I never played with this, but let's assume you make use of these 
mm-local allocations in KVM context.

What would happens if you fork() with a KVM fd and try accessing that fd 
from the other process using ioctls? I recall that KVM will not be 
"duplicated".

What would happen if you send that fd over to a completely different 
process and try accessing that fd from the other process using ioctls?

Of course, question being: if you have MM-local allocations in both 
cases and there is suddenly a different MM ... assuming that both cases 
are even possible (if they are not possible, great! :) ).

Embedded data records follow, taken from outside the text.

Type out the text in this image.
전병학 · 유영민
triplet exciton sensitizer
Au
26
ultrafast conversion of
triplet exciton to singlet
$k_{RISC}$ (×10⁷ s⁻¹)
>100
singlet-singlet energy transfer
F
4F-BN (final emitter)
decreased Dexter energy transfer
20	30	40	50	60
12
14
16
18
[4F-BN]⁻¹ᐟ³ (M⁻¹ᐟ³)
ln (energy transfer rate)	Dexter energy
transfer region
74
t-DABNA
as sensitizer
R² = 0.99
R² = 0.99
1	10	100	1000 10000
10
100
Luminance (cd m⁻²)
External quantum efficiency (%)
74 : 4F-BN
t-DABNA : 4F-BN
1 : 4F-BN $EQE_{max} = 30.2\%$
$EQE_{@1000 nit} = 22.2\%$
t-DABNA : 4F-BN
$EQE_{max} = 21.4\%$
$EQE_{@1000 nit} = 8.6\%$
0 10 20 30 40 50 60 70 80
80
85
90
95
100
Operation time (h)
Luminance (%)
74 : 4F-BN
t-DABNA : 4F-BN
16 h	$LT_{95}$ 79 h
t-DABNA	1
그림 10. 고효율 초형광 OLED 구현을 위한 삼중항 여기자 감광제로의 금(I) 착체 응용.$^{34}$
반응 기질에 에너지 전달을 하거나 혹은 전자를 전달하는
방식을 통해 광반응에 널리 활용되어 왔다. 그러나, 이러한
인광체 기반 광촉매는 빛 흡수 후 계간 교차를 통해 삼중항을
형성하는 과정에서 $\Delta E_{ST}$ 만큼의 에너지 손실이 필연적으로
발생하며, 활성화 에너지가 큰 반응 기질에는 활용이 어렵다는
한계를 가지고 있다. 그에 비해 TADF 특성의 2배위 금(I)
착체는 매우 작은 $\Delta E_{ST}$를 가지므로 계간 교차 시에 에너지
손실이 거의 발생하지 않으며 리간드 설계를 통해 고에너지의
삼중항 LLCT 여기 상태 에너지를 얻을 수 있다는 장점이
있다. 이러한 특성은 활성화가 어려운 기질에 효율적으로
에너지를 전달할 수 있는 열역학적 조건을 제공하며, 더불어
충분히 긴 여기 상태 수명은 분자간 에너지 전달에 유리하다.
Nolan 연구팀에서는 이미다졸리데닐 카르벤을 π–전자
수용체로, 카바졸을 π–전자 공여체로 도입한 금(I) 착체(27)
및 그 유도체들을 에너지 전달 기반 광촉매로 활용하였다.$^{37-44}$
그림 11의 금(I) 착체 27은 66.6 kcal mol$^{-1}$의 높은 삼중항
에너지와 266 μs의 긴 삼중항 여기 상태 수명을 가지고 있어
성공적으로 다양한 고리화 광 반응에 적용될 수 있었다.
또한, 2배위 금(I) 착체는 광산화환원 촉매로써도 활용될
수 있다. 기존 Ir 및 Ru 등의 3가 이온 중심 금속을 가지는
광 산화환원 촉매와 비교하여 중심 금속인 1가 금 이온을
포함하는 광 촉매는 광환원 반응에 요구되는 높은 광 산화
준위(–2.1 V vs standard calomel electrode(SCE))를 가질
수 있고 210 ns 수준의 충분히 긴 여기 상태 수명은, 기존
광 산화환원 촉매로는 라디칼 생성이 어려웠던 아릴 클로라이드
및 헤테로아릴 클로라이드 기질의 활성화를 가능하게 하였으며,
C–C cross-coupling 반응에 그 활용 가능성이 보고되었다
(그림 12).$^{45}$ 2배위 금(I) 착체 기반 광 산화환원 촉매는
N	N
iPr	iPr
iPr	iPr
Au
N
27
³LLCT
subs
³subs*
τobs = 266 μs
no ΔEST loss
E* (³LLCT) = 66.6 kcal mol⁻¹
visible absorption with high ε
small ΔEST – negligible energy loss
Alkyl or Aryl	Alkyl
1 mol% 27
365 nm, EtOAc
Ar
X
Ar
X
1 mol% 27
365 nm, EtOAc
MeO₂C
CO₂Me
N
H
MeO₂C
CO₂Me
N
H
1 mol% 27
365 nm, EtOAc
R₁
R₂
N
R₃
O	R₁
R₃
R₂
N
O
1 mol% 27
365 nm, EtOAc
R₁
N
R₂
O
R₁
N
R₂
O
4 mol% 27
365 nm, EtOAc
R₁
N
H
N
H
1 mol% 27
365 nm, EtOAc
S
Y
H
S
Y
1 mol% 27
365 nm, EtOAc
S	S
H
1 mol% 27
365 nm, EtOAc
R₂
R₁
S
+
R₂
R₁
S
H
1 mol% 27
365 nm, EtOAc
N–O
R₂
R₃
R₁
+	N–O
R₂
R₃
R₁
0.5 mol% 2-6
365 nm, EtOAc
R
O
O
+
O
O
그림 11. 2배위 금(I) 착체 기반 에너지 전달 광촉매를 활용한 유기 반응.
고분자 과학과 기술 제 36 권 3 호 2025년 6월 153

I think I am supposed to know if these things are possible or not and 
what would happen, but it's late Friday and my brain is begging for some 
Weekend :D

> I didn't think in depth about this issue yet, but I need to because duplicating
> the secret memory mappings in the new forked process is easy (To give kernel
> access on the secret memory), but tearing them down across all forked processes
> is a bit complicated (To clean stale mappings on parent/child processes). Right
> now tearing down the mapping will only happen on mm_struct which allocated the
> secret memory.

If an allocation is MM-local, I would assume that fork() would 
*duplicate* that allocation (leaving CoW out of the picture :D ), but 
that's where the fun begins (see above regarding my confusion about KVM 
and fork() behavior ... ).

-- 
Cheers,

David / dhildenb